Le salaire des jeunes ingénieurs tend à plafonner

Publié : jeudi 2 février 2017

Ce n’est un secret pour personne : les entreprises recherchent, parfois désespérément, des ingénieurs. Au point que plusieurs fédérations sectorielles directement concernées multiplient les initiatives pour les inciter à s’engager dans ces études, certes réputées exigeantes, mais menant à coup sûr à l’emploi et offrant une rémunération attrayante.

Mais est-ce vraiment le cas ? Les résultats de l’enquête de la Fabi (la fédération des ingénieurs civils et des bio-ingénieurs) relative aux jeunes ingénieurs diplômés en 2015 donnent une image un peu plus contrastée. Non pas que les portes de l’emploi se soient refermées, mais sans doute s’ouvrent-elles un peu moins vite, ou un peu moins grand, que ce que l’on aurait pu anticiper.

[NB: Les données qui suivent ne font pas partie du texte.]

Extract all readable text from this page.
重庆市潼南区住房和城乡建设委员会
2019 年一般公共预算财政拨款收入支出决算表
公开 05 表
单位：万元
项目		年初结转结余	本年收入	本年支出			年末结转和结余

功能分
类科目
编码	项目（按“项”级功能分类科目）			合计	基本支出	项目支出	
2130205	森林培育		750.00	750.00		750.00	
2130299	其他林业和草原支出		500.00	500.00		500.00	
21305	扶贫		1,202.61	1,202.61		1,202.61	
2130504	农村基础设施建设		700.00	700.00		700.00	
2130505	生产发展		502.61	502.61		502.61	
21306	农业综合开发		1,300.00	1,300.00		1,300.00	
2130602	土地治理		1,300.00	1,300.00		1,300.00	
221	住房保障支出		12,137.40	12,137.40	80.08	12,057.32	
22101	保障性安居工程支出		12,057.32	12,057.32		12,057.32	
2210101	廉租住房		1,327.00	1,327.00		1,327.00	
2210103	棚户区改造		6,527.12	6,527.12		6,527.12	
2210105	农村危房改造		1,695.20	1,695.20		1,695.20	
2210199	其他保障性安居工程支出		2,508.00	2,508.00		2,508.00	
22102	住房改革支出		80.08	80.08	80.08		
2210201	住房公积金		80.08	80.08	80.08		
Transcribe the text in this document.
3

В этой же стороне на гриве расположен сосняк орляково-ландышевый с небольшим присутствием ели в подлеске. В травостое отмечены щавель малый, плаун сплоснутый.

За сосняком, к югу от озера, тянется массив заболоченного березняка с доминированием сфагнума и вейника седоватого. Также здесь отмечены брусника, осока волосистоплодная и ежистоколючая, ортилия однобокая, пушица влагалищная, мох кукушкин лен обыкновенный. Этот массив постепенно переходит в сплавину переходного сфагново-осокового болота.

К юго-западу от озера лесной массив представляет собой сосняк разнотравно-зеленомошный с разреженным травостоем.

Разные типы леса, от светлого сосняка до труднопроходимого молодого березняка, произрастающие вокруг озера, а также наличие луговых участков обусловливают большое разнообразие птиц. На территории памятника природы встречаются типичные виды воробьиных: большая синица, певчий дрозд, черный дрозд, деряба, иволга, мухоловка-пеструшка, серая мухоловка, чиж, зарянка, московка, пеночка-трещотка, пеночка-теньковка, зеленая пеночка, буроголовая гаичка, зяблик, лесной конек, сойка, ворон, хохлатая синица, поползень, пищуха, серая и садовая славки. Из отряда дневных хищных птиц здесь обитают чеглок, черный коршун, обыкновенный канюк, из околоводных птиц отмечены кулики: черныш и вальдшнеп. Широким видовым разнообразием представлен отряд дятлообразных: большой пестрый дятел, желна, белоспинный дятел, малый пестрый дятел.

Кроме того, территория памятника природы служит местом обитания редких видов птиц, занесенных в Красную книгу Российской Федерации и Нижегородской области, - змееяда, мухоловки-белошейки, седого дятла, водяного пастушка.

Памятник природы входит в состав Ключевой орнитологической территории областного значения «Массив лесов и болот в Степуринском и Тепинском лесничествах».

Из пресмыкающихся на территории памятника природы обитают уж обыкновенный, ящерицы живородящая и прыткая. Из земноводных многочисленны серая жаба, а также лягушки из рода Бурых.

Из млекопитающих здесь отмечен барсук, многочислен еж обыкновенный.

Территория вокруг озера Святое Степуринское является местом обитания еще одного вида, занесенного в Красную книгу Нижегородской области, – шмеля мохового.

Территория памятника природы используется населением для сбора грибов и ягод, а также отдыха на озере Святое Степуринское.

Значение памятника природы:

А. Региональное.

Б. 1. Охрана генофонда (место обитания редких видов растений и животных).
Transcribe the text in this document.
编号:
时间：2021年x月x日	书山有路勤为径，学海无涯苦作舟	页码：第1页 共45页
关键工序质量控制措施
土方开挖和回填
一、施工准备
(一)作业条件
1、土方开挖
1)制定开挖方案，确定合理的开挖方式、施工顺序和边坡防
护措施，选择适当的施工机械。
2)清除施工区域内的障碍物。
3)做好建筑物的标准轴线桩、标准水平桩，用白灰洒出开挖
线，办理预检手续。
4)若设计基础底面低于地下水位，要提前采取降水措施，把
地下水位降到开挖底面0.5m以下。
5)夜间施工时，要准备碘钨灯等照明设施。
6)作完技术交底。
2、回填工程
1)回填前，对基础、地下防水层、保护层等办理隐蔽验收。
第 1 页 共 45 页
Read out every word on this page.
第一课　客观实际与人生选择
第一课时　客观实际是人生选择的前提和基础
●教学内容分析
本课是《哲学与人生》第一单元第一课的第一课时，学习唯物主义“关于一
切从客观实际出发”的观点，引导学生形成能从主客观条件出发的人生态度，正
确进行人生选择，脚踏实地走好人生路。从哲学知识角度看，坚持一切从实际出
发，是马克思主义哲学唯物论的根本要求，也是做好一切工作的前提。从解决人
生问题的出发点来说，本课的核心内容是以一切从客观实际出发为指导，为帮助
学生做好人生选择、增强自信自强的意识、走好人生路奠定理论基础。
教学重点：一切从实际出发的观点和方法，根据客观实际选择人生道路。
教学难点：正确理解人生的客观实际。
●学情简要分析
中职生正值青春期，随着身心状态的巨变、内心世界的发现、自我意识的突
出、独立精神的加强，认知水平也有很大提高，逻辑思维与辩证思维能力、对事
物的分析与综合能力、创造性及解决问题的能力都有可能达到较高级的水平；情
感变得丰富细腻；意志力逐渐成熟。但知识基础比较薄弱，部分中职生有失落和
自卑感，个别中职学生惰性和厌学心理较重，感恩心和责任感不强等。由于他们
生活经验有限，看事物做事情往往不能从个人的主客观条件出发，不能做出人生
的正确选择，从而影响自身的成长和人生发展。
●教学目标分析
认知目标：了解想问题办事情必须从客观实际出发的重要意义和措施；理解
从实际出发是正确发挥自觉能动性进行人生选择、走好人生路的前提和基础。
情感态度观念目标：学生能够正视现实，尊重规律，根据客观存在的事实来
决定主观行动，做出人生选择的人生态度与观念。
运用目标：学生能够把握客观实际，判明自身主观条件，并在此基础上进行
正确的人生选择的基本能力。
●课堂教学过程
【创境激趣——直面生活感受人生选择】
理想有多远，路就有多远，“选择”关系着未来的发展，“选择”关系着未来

D’une part, on constate que le taux d’occupation global de ces ingénieurs (sur un échantillon de 177 diplômés) s’élève à 72 %, ce résultat excluant celles et ceux qui ont décidé de poursuivre des études complémentaires. Mais il existe une différence sensible entre ingénieurs civils, dont le taux d’occupation dépassait les 80 % six mois après l’obtention de leur diplôme, et les bio-ingénieurs, dont le taux d’occupation n’atteignait pas 60 %. D’autre part, il apparaît qu’un premier travail de chercheur ou de doctorant est un débouché assez fréquent, en particulier pour les bio-ingénieurs (12 sur 36 sont dans ce cas, alors qu’ils sont 12 également mais sur 92 du côté des ingénieurs civils).

S’agissant du type de contrat, les ingénieurs, hors chercheurs et doctorants, restent prioritairement recrutés dans le cadre d’un contrat à durée indéterminée (CDI), quelque 57 % d’entre eux étant dans ce cas. « Retenons qu’un ingénieur sur deux, travaillant hors université, commence sa vie professionnelle avec un CDI », résume-t-on à la Fabi, étant entendu que dans ce cas encore ce sont les ingénieurs civils qui bénéficient des conditions d’entrée les plus favorables (61,3 % de CDI).

« Assurer un revenu attractif »

Et qu’en est-il du salaire ? Le nombre de réponses exploitables étant plus réduit (71 personnes au total), les résultats sont davantage entachés d’incertitude. Il n’empêche que les réponses semblent relativement comparables entre ingénieurs civils et bio-ingénieurs, qui se rejoignent donc sur ce point. A savoir : entre 2.240 euros par mois pour le quartile inférieur et 3.125 euros pour le quartile supérieur, la médiane étant de l’ordre de 2.800 euros.µ

C’est dans ce contexte que la Fabi émet sa propre recommandation pour les ingénieurs débutants. « Les employeurs doivent assurer un revenu attractif aux jeunes ingénieurs et motiver ainsi les élèves de l’enseignement secondaire à s’engager dans de telles études difficiles, plaide la fédération. A défaut, la promotion des études d’ingénieurs restera au stade d’un vœu pieux et la pénurie en acteurs de base essentiels au développement technique, scientifique et économique du pays s’accentuera. »

Derrière ce plaidoyer se cache une réalité : nombre d’ingénieurs sont désormais recrutés en deçà de cette recommandation, que certains employeurs estiment trop élevée en raison notamment du fait qu’un jeune ingénieur coûte encore, en début de carrière, en frais de formation afin de le préparer aux exigences du métier. En l’état, cette recommandation s’élève désormais à « 41.230 euros brut par an, augmentés des avantages extralégaux (assurance hospitalisation, chèques-repas, voiture de société, par exemple, NDLR) estimés à un minimum de 4.050 euros net. » Traduite en rémunération mensuelle, cette recommandation équivaut à 2.960 euros payés 13,92 fois par an ou 3.190 euros payés 12,92 fois par an. « Ce montant annuel ne tient pas compte d’éventuelles gratifications dont les montants varient en fonction des mérites personnels ainsi que des résultats de l’entreprise.